In this scenario, what goes wrongTeams often blame MongoDB generically when the real issue is that the workload changed and the data model, query shape, or index strategy did not keep up.
How this answer helps in that scenarioIt gives you a structured way to find the actual bottleneck instead of jumping straight to scaling or blaming the database without evidence.

What would you check first for a suddenly slow query?

Whether the plan changed, whether data volume or selectivity shifted, whether an index was dropped or became ineffective, and whether resource saturation increased at the same time.

How do you distinguish database bottlenecks from application bottlenecks?

I compare query execution behavior with application traces and resource saturation. If the database is healthy but the app is slow, the bottleneck may be connection handling, serialization, chatty access patterns, or retry amplification.

What role does document size play in performance?

Big documents cost more to read, move, cache, and update. They also make indexes less efficient indirectly because the workload becomes heavier overall.

When does sharding actually help, and when does it just add complexity?

It helps when a single node is the real capacity limit and the shard key distributes load well. It adds complexity when the workload is not truly outgrowing simpler options or when the shard key creates hot spots.

What is one distributed systems mistake teams make often?

They treat successful happy-path integration tests as proof that the system is reliable. Real failures are usually around timeouts, retries, duplicates, out-of-order events, partial success, and saturation, not whether the basic API call worked once.

How would you test those failure cases?

Failure injection, chaos-style dependency disruption, duplicate message replay, delayed delivery, rate-limit simulation, timeout simulation, and load tests that push the system into recovery paths.

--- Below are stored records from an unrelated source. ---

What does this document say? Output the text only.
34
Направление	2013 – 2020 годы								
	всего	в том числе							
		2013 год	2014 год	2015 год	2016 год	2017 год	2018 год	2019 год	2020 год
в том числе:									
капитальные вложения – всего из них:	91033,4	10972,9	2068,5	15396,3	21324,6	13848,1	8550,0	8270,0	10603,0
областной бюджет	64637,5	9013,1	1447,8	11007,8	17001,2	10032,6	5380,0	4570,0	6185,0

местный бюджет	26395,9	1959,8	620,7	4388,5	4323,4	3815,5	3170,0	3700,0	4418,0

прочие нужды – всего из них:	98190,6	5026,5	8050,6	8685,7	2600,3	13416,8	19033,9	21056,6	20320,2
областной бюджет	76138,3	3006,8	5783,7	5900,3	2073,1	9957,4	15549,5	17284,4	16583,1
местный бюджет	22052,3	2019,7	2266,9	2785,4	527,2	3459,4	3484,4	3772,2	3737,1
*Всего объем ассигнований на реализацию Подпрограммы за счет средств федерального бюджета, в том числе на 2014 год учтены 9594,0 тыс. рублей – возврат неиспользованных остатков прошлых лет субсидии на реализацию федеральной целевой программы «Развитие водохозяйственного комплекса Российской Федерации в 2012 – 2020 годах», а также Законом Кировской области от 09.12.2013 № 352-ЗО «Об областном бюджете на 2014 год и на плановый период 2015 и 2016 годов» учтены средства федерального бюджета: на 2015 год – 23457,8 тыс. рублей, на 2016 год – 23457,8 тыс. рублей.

Which ones matter most in production?

The ones that match the real shape of the system: dependency latency, retry amplification, saturation, duplicate execution, and operator visibility gaps. Those are the ones that usually hurt first.

Personal answer framing

Use this pattern when answering out loud:
  1. Start with the principle
  2. Name the mechanisms you would use
  3. Mention the main tradeoff
  4. End with what you would watch in production
Example shape:
I usually start by assuming the system will see bursts, partial failure, and duplicate execution, so I design around that instead of around the happy path. In practice that means queues, idempotent workers, bounded retries with backoff and jitter, and clear backpressure at the actual bottleneck. The tradeoff is that you gain resilience but also add operational complexity and eventual consistency concerns. In production, I would watch queue depth, queue age, retry rate, saturation, and user-facing latency to see whether the design is holding under load.